Perder un bebé….y seguir caminando. Escrito por: Susana Klien.

Mi pareja y yo esperamos bastantes años para tener hijos y por mucho tiempo lo vimos como algo que ocurriría en un futuro muy lejano. Un buen día ambos decidimos que estábamos listos y poco tiempo después salí embarazada. Empezamos de cuando en cuando a comprar cosas, a contar a la familia y amigos, a pensar cómo haríamos con los trabajos, la guardería, etc. Recuerdo como si fuera ayer el día que fuimos a la revisión de los tres meses y cuando entrábamos una pareja salía feliz con la ecografía de su bebé. Mientras esperábamos yo solamente pensaba que ojalá mi hijo o hija se pusiera en buena posición para su primera foto, ya que había que enviársela a toda la familia que vive cruzando el océano. Una vez adentro la sonógrafa me pidió que me echara, me puso el gel y empezó a mover su máquina. Estuvo moviendo el aparatito un buen rato y de ahí se volteó y nos dijo “lo siento mucho pero lamentablemente el corazón no late” y luego añadió que me iba a referir con una unidad especial para que me explicaran lo que venía a continuación. Como nos vio en estado de shock nos dijo que saliéramos a tomar aire y más tarde fuéramos a la unidad especial, que ella les iba a pasar nuestro expediente. La cabeza me daba vueltas y yo pensaba que se podía había equivocado, que cómo con esa máquina iban a ver si el corazón estaba bien o no, que no podía ser y que no podía pasarnos eso a nosotros. Pocos minutos después, eternos, ambos nos miramos y nos dimos cuenta que era cierto, habíamos perdido nuestro bebé y salimos con el mundo que se nos venía encima. Fue un derrumbe de ilusiones, planes, alegrías, proyectos y un dolor inmenso porque ya queríamos profundamente a alguien que ni siquiera conocíamos. A eso se sumó en los siguientes días una intervención quirúrgica necesaria porque tuve una “pérdida silenciosa”, que implicaba que tenían que evacuar el feto y que aunado a todo te deja emocional y físicamente desecha.
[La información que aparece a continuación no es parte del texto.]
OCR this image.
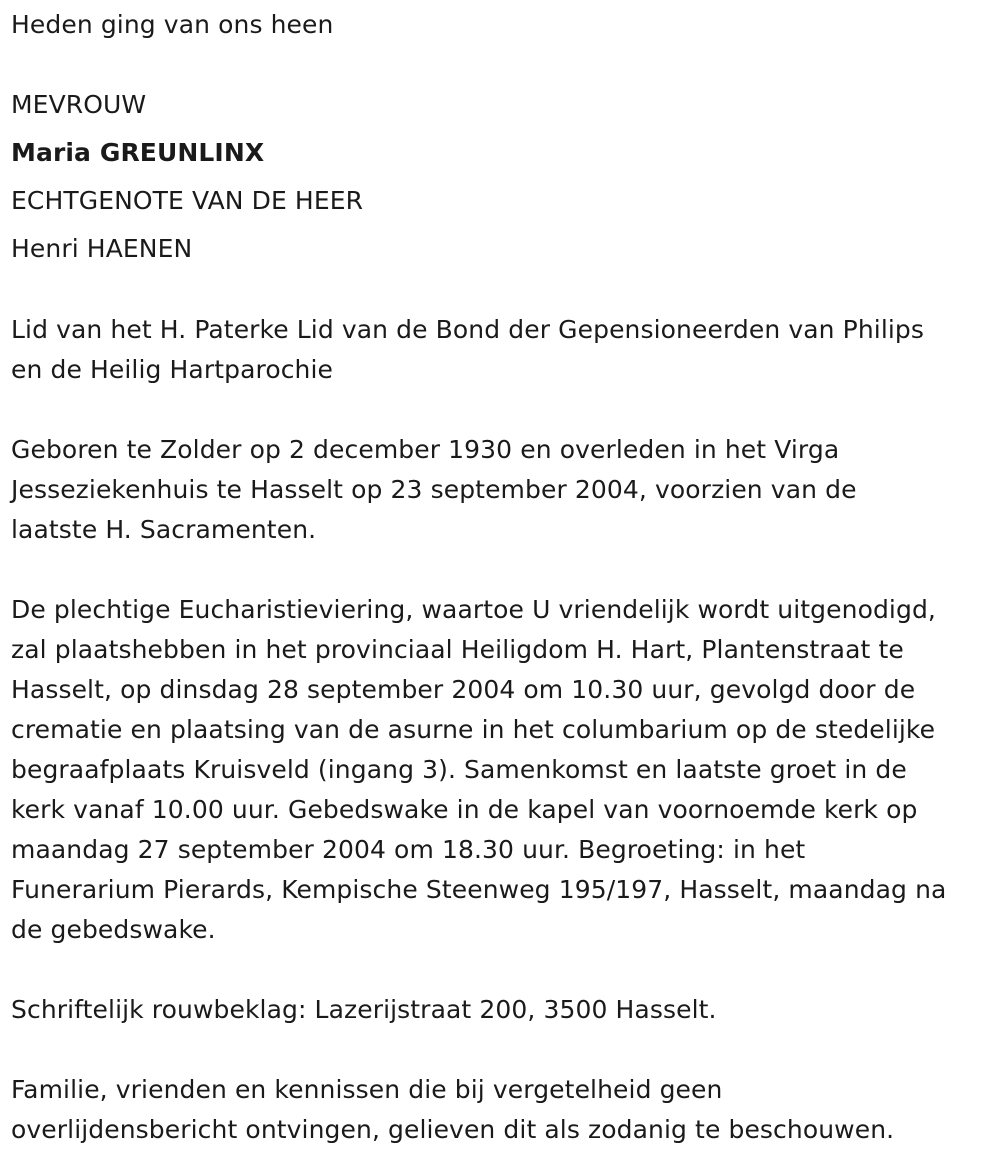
Heden ging van ons heen
MEVROUW
Maria GREUNLINX
ECHTGENOTE VAN DE HEER
Henri HAENEN
Lid van het H. Paterke Lid van de Bond der Gepensioneerden van Philips
en de Heilig Hartparochie
Geboren te Zolder op 2 december 1930 en overleden in het Virga
Jesseziekenhuis te Hasselt op 23 september 2004, voorzien van de
laatste H. Sacramenten.
De plechtige Eucharistieviering, waartoe U vriendelijk wordt uitgenodigd,
zal plaatshebben in het provinciaal Heiligdom H. Hart, Plantenstraat te
Hasselt, op dinsdag 28 september 2004 om 10.30 uur, gevolgd door de
crematie en plaatsing van de asurne in het columbarium op de stedelijke
begraafplaats Kruisveld (ingang 3). Samenkomst en laatste groet in de
kerk vanaf 10.00 uur. Gebedswake in de kapel van voornoemde kerk op
maandag 27 september 2004 om 18.30 uur. Begroeting: in het
Funerarium Pierards, Kempische Steenweg 195/197, Hasselt, maandag na
de gebedswake.
Schriftelijk rouwbeklag: Lazerijstraat 200, 3500 Hasselt.
Familie, vrienden en kennissen die bij vergetelheid geen
overlijdensbericht ontvingen, gelieven dit als zodanig te beschouwen.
Poco tiempo después volví a salir embarazada y poco antes de los 3 meses nuevamente una sonógrafa y las mismas palabras “lo siento pero no escucho el corazón”. Nuevamente esa intervención tan dura. Nuevamente el sentimiento de impotencia, la tristeza, el cansancio, las preguntas, las culpas.

Las dos veces me dijeron en la oficina que tomara el tiempo que necesitara para recuperarme. ¿Recuperarme? Sí, es cierto, como muchos dolores en la vida pasan, o mejor dicho, una aprende a vivir con ellos, pero igual se quedan en tu memoria. Ambas veces regresé poco tiempo después al trabajo, pues mi cabeza necesitaba pensar en otras cosas. Era peor estar en la casa y dar vueltas a lo que había pasado y repasar mentalmente cada cosa que hice que pudo haber desembocado en la pérdida. A veces me invadían sentimientos profundos de culpa, el “si hubiera esto o lo otro”, “si no hubiera trabajado tanto”, “si hubiera tenido menos estrés”, a pesar de que racionalmente sabía que en casi todos los casos no hay nada, absolutamente nada, que una hubiera podido haber hecho para evitar una pérdida.

Los siguientes meses fueron difíciles. Nos tomó tiempo guardar las cosas que habíamos comprado para nuestro hijo o hija. Un buen día las metimos en una caja y las pusimos en el depósito para desaparecerlas, como si eso fuera a hacer desaparecer lo que había ocurrido. Fue duro por mucho tiempo ver bebés o mujeres embarazadas, hasta en películas. Una vez fui al gimnasio y cuando entré al cambiador estaba lleno de mamás con bebés (no sabía yo que era día de clase de natación para bebés). Me quede paralizada viendo todos esos bebés gritando, llorando, riendo y sentí un vacío inmenso junto con un llanto incontrolable que me hizo salir corriendo. En este proceso una muy buena amiga salió embarazada, pobre, creo que no sabía cómo decírmelo después de lo que yo había pasado, pero claro que me alegré muchísimo por ellos y por supuesto que cuando cargué por primera vez a su hija recién nacida se me hizo un nudo en la garganta.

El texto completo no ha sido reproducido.